Terjadilah percakapan di antara kami. Untuk menjaga etika dan kerahasiaan identitas, perempuan ini sebutlah Mawar. Terlebih dahulu kami meminta izin untuk mengajak ngobrol. Kami sangat berhati-hati dan menghindari pertanyaan yang menyinggung informan kami. Kami mengajaknya bicara pada malam hari. Tempat tinggalnya adalah tempat kerjanya. Dia melayani tamu-tamunya di situ. Laki-laki yang ia layani tidak hanya “produk lokal” tapi juga “produk negara tetangga”.
Saya : “Mbak, sejak kapan di sini?”
Mawar: “Saya di sini sudah 6 tahun.”
Saya : “Bisa ceritakan bagaimana bisa sampai ke sini?”
Mawar : “Pada awalnya saya ke sini direkrut oleh sebuah agen dengan janji untuk dipekerjakan di sebuah salon. Beberapa teman saya dijanjikan bekerja sebagai pembantu rumah tangga. Nyatanya kami dipekerjakan sebagai wanita penghibur yang melayani tamu-tamu yang datang ke sini.”
Saya : “Mengapa tidak memutuskan balik ke daerah asal?”
Mawar : “Sudah kadung, mas.”
Saya : “Maksudnya, bagaimana?”
Mawar : “Hidup itu keras, mas. Saya janda. Saya punya dua anak yang harus disekolahkan. Kalau saya balik ke daerah asal, saya mau kerja apa? Kalau hanya berjualan pecel atau rawon, saya dapatnya tidak seberapa. Tentu saya tidak bisa membesarkan dan menyekolahkan anak saya.”
Saya : “Berapa yang mbak Mawar dapatkan di sini?”
Mawar : “Cukup untuk membiayai hidup, kirim ke orangtua, dan biaya sekolah anak. Setiap malam saya mendapatkan uang tip dari tamu yang saya layani. Uang tipnya pakai mata uang asing. Di sini saya dapat gaji juga.”
Saya : “Oke, terimakasih. Saya doakan hal-hal baik akan selalu menyertai mbak Mawar.”
Obrolan saya tutup. Dari cerita dan pengalaman Mawar di atas, dapat ditarik suatu kesimpulan bahwa terjerumusnya orang dalam pekerjaan yang menurut budaya itu buruk dan haram tidak selalu karena ia tak sadar dan dipaksa. Tetapi ia mengambil keputusan sulit dengan sadar karena keadaan dan keharusan untuk bertahan hiduplah yang mendorong orang mengambil keputusan sulit.
Saya memilih untuk tidak menanyakan “Mengapa Anda memilih bekerja di sini?” karena itu tidak etis dan menyinggung nuraninya. Idealnya semua orang ingin bekerja dengan baik, nyaman, dan tidak melanggar norma dan budaya. Tapi keadaan sulitlah yang tidak memberikannya pilihan. Tidak ada pilihan lain.

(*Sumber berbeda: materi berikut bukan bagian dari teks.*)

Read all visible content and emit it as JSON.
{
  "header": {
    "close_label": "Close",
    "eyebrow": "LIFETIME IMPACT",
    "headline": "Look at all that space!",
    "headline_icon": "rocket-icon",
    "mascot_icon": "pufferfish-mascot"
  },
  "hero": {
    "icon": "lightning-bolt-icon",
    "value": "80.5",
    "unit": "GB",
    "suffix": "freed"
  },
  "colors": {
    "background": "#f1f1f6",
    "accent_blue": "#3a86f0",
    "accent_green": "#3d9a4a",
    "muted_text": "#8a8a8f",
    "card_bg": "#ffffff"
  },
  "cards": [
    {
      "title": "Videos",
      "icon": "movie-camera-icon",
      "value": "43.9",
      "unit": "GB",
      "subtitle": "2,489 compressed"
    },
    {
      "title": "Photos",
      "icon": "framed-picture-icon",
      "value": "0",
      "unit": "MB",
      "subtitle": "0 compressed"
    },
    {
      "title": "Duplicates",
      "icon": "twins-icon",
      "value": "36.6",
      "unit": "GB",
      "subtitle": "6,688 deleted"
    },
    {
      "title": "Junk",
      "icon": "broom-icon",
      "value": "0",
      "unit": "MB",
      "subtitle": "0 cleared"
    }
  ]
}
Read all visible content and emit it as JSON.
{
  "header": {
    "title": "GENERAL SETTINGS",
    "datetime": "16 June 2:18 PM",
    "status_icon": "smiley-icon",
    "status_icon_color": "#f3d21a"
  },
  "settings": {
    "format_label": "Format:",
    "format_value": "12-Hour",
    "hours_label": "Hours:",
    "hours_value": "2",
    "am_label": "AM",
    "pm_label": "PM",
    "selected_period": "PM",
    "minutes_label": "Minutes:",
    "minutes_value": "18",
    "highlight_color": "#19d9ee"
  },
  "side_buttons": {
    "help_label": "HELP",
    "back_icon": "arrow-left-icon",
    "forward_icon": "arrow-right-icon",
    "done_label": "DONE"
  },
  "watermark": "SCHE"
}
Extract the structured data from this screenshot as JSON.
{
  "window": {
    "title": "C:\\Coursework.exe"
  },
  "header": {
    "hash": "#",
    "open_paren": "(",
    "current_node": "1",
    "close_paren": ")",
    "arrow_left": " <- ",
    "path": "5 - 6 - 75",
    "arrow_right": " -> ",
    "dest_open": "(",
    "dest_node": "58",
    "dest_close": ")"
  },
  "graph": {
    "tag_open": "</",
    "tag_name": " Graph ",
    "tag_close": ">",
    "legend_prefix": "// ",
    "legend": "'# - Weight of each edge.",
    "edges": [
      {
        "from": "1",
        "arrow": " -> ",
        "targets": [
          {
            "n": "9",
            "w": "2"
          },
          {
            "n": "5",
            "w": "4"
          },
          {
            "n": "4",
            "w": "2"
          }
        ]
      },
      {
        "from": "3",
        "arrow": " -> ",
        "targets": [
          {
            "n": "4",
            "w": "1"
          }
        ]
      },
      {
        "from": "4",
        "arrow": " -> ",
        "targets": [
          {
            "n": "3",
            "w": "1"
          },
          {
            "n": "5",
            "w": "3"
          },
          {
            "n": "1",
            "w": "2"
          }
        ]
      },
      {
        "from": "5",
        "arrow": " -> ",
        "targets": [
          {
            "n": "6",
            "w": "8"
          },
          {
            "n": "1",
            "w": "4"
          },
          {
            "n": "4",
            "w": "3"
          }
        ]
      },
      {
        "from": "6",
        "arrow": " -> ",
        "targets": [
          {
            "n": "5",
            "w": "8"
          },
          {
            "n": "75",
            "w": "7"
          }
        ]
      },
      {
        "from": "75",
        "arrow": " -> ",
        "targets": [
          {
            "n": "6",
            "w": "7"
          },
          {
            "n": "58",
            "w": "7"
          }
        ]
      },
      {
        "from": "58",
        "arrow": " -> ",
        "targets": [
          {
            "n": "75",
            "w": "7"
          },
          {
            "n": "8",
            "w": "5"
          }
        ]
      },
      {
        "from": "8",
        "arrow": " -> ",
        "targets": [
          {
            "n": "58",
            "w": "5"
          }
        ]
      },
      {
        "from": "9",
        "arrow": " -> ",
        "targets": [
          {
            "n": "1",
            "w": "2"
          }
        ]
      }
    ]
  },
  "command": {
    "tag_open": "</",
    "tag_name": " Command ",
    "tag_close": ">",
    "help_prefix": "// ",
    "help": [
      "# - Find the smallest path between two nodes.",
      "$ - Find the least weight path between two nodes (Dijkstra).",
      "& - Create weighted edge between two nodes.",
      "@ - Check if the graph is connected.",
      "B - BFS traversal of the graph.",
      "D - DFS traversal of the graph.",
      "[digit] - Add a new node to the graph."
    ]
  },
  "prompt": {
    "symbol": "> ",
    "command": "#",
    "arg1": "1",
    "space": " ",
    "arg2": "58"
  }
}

Saya juga tidak datang dengan jubah hakim untuk menghakimi “Kamu itu PSK. Itu dosa.” No, no, saya tidak suka menghakimi sesama manusia. Hanya Tuhan yang berhak menghakimi. Satu hal yang harus dihargai adalah perjuangannya untuk bertahan hidup di tengah kerasnya hidup.
Setiap orang menghadapi kehidupannya masing-masing. Hidup itu keras. Hidup itu tidak mudah. Pengalaman di berbagai tempat dan bertemu dengan banyak orang dan segala profesinya membuat saya terus belajar bagaimana menjadi manusia bijak.
Kalau Anda ada di posisi seperti Mawar, apa yang Anda lakukan? Tolong jangan pernah berpikir atau memberi jawaban, “Pulang ke daerah saja. Cari kerja yang halal. Tuhan pasti kasih jalan. Nanti masuk neraka kalau jadi PSK” Hei, hidup itu keras. Tidak semua orang seperti Anda. Urusan surga dan neraka itu hak prerogatif Tuhan. Manusia jangan mencampuri.